F1フリー走行の“ルーキー起用義務”が導入された2022年シーズン。金曜日の顔ぶれをフレッシュにした新規則は成功だった?
その結果として、2022年は多くの“ルーキー”がこの制度を活かしてフリー走行に登場することとなった。ただ前述のような規定となっているため、既にF1デビューを果たしているドライバーも“ルーキー”の枠でフリー走行を走った。
ハースのピエトロ・フィッティパルディはそのひとり。彼は2020年にF1デビューを果たしているが、代役として2戦に出走したのみであったため、“ルーキー”としての要件を満たしていた。
またアルファロメオはレギュラードライバーの周冠宇(アルファロメオ)がルーキーだったため、形式上は周が第1戦と第2戦のフリー走行に参加した時点で上記の若手ドライバー起用義務を消化する形となった。

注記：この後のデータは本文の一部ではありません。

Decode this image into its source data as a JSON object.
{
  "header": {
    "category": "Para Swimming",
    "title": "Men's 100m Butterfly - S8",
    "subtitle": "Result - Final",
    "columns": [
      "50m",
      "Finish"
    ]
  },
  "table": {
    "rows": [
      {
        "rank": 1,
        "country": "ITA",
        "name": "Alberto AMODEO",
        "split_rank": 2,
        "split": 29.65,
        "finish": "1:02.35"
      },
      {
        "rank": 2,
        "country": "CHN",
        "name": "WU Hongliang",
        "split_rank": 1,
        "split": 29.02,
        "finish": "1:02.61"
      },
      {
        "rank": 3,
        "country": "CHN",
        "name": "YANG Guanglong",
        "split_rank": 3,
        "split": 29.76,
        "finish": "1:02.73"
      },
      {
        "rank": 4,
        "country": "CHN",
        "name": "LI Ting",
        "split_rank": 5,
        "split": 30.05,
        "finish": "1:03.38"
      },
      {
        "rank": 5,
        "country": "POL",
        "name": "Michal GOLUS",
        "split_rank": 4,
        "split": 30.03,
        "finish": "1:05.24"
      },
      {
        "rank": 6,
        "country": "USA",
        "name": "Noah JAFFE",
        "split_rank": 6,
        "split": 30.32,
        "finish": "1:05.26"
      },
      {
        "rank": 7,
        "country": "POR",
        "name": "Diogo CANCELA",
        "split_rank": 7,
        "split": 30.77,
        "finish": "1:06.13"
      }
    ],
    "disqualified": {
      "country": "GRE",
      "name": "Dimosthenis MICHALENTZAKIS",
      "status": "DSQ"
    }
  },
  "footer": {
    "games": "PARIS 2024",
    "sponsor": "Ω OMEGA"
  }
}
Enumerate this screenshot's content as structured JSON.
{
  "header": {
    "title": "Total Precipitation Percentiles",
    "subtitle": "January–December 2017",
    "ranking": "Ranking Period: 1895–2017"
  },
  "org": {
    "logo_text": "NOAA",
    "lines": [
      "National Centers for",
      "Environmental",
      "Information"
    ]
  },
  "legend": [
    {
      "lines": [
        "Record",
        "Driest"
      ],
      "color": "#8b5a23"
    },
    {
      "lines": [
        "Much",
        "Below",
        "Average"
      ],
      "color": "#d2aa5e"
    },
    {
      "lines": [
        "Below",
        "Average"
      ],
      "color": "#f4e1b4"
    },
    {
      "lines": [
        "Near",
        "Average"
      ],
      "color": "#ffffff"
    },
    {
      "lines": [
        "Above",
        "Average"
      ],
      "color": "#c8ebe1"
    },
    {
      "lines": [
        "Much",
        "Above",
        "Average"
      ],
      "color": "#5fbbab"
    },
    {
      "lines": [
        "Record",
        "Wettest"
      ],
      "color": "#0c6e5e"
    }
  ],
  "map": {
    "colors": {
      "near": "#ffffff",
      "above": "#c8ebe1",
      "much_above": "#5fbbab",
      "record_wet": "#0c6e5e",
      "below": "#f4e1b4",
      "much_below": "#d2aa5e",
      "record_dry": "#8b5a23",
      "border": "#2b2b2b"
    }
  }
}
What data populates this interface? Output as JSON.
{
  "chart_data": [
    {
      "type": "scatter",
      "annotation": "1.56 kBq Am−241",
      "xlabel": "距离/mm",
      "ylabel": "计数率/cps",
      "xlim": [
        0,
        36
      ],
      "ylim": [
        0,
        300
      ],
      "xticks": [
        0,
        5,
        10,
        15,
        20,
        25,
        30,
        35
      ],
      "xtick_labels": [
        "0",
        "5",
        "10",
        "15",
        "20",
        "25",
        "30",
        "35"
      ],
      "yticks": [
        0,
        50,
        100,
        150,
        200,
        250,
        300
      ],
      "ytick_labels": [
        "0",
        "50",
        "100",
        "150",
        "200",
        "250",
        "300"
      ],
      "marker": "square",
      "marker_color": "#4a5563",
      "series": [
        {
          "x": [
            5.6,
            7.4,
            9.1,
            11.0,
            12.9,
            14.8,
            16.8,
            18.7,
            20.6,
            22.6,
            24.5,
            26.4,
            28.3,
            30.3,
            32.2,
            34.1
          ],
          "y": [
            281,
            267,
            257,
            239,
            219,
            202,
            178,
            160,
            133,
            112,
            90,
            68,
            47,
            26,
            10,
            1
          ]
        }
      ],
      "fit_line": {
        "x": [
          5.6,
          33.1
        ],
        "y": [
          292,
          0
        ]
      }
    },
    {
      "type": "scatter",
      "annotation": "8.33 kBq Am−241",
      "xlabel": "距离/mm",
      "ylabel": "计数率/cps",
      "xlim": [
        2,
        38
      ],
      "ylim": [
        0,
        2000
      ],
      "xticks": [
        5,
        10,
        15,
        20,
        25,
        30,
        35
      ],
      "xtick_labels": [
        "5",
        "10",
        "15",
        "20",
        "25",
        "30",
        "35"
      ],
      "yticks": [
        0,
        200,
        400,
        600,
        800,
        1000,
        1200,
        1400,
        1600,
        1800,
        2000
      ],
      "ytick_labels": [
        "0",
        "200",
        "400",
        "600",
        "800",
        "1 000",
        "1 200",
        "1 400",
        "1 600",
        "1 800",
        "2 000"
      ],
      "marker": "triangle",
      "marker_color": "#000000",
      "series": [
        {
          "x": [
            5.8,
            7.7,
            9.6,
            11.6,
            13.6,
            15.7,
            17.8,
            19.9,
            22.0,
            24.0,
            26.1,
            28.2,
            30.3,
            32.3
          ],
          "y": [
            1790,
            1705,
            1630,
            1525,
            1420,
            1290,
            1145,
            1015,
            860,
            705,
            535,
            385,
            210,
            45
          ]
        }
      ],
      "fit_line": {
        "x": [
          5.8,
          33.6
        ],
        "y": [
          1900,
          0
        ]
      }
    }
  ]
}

つまりアルファロメオはシーズン中にレギュラー以外のドライバーをフリー走行で起用する必要はなかったのだが、ベテランのロバート・クビサを4度走らせた。これはレギュレーションとは全く関係がなく、チームとの契約によるものであった。その他にルーキー以外のドライバーを金曜日に走らせたのはハースで、アントニオ・ジョビナッツィを起用した。

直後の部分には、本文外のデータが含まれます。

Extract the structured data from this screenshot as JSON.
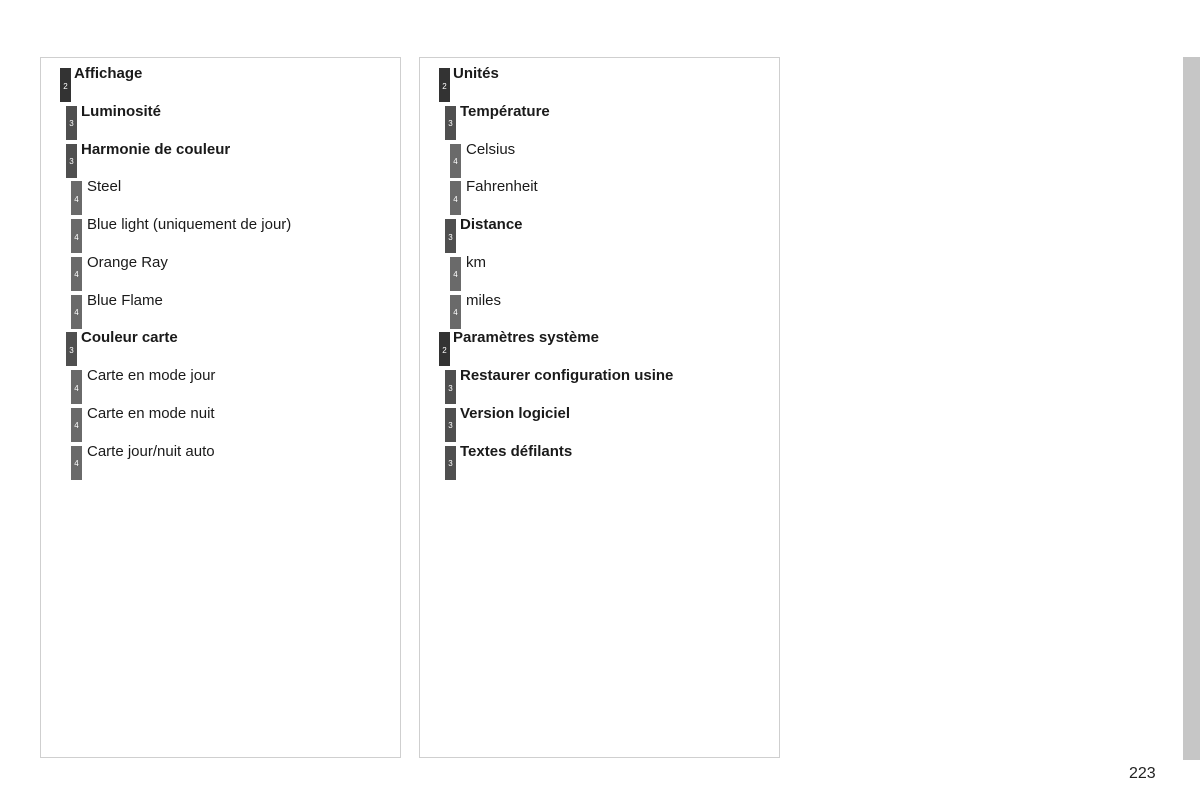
{
  "columns": [
    {
      "items": [
        {
          "level": "2",
          "label": "Affichage"
        },
        {
          "level": "3",
          "label": "Luminosité"
        },
        {
          "level": "3",
          "label": "Harmonie de couleur"
        },
        {
          "level": "4",
          "label": "Steel"
        },
        {
          "level": "4",
          "label": "Blue light (uniquement de jour)"
        },
        {
          "level": "4",
          "label": "Orange Ray"
        },
        {
          "level": "4",
          "label": "Blue Flame"
        },
        {
          "level": "3",
          "label": "Couleur carte"
        },
        {
          "level": "4",
          "label": "Carte en mode jour"
        },
        {
          "level": "4",
          "label": "Carte en mode nuit"
        },
        {
          "level": "4",
          "label": "Carte jour/nuit auto"
        }
      ]
    },
    {
      "items": [
        {
          "level": "2",
          "label": "Unités"
        },
        {
          "level": "3",
          "label": "Température"
        },
        {
          "level": "4",
          "label": "Celsius"
        },
        {
          "level": "4",
          "label": "Fahrenheit"
        },
        {
          "level": "3",
          "label": "Distance"
        },
        {
          "level": "4",
          "label": "km"
        },
        {
          "level": "4",
          "label": "miles"
        },
        {
          "level": "2",
          "label": "Paramètres système"
        },
        {
          "level": "3",
          "label": "Restaurer configuration usine"
        },
        {
          "level": "3",
          "label": "Version logiciel"
        },
        {
          "level": "3",
          "label": "Textes défilants"
        }
      ]
    }
  ],
  "page_number": "223",
  "colors": {
    "level2": "#333333",
    "level3": "#4f4f4f",
    "level4": "#6a6a6a",
    "side_tab": "#c6c6c6"
  }
}
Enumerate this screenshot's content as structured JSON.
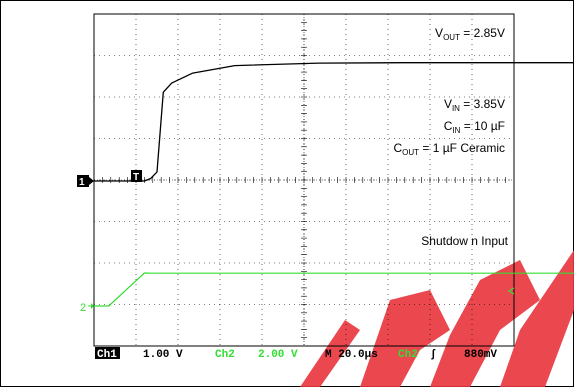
{
  "chart_data": {
    "type": "line",
    "x_unit": "µs",
    "x": [
      -7,
      0,
      17,
      20,
      23,
      26,
      30,
      40,
      60,
      100,
      140,
      180,
      233
    ],
    "series": [
      {
        "name": "Ch1",
        "color": "#000000",
        "values": [
          0.0,
          0.0,
          0.0,
          0.06,
          0.22,
          2.14,
          2.36,
          2.6,
          2.78,
          2.84,
          2.85,
          2.85,
          2.85
        ]
      },
      {
        "name": "Ch2",
        "color": "#33dd33",
        "values": [
          0.0,
          0.0,
          1.59,
          1.58,
          1.58,
          1.58,
          1.58,
          1.58,
          1.58,
          1.58,
          1.58,
          1.58,
          1.58
        ]
      }
    ],
    "annotations": {
      "vout_label": "V",
      "vout_sub": "OUT",
      "vout_value": " = 2.85V",
      "vin_label": "V",
      "vin_sub": "IN",
      "vin_value": " = 3.85V",
      "cin_label": "C",
      "cin_sub": "IN",
      "cin_value": " = 10 µF",
      "cout_label": "C",
      "cout_sub": "OUT",
      "cout_value": " = 1 µF Ceramic",
      "shutdown_label": "Shutdow n Input"
    },
    "markers": {
      "ch1": "1",
      "ch2": "2",
      "trigger": "T"
    },
    "status_bar": {
      "ch1": "Ch1",
      "ch1_scale": "1.00 V",
      "ch2": "Ch2",
      "ch2_scale": "2.00 V",
      "timebase": "M 20.0µs",
      "trig_src": "Ch2",
      "trig_slope": "ʃ",
      "trig_level": "880mV"
    },
    "colors": {
      "trace_ch1": "#000000",
      "trace_ch2": "#33dd33",
      "grid": "#000000",
      "watermark": "#e8343b"
    }
  }
}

一方、ルーキードライバーの中で最も多くの経験を積んだと言えるのが、ニック・デ・フリーズだ。アルファタウリから2023年のF1フル参戦デビューが決まっている彼は、2022年シーズンに4度フリー走行を走った。
さらに特筆すべきは、デ・フリーズがメルセデス、アストンマーチン、ウイリアムズという3チームで公式セッションを経験したこと。そしてポストシーズンテストにはアルファタウリから参加しており、2022年だけで4チームのマシンをドライブしたことになる。サンパウロGPで体調を崩していたマクラーレンのランド・ノリスがセッションを欠場していれば、5チーム目のドライブも実現していたかもしれない。
ローガン・サージェントもデ・フリーズ同様に4度フリー走行に出場しているが、彼の場合はウイリアムズのみでの出走。これは2023年にサージェントをレギュラーとして起用したいウイリアムズが、サージェントに少しでもスーパーライセンスポイントを稼がせるために講じた措置だ。
その他のドライバーに目を向けると、リアム・ローソンがレッドブルとアルファタウリから計3セッション出走。ロバート・シュバルツマン(フェラーリ)、ジャック・ドゥーハン(アルピーヌ)、フィッティパルディ(ハース)は2回の出走、ユーリ・ヴィップス(レッドブル)、アレックス・パロウ(マクラーレン)、パトリシオ・オワード(マクラーレン)、フェリペ・ドルゴビッチ(アストンマーチン)、テオ・プルシェール(アルファロメオ)は1回の出走であった。
また多くのチームは、ルーキーの走行をシーズン終盤に集中させた。前半11レースで金曜にルーキーを走らせたのは、レッドブル(ヴィップス)とウイリアムズ(デ・フリーズ)のみ。シーズン後半に入っても多くのチームがルーキー起用義務の“負債”を抱えたままであり、終盤4戦でその返済に追われることとなった。
そのため、第19戦アメリカGPと第20戦メキシコGPの金曜日にはそれぞれ5人の非レギュラードライバーが参加。最終戦アブダビGPでは、実に8チームがレギュラー以外を起用するに至った。
なお、この義務は2023年シーズンのスポーティングレギュレーションにも記載される。各チームは同年の選手権において、各車両あたり1回ずつルーキードライバーをフリー走行で起用しなければならない。つまり各チームは、シーズン中のフリー走行でレギュラードライバーを1回ずつ休ませる必要があるのだ。
ただマクラーレン、アルファタウリ、ウイリアムズは状況が異なる。彼らにはそれぞれオスカー・ピアストリ、デ・フリーズ、サージェントというルーキーがおり、彼らが開幕戦のフリー走行に参加した時点で義務の一部を果たせることになる。
このように、近年稀に見るほどに多くの若手ドライバーがF1公式セッションに参加することができた2022年シーズン。少なくともシーズン終盤は、レースウィーク初日に新鮮な顔ぶれが見ることができた。現行マシンでのテストが厳しく制限される昨今において、このような制度は非常に貴重と言えるだろう。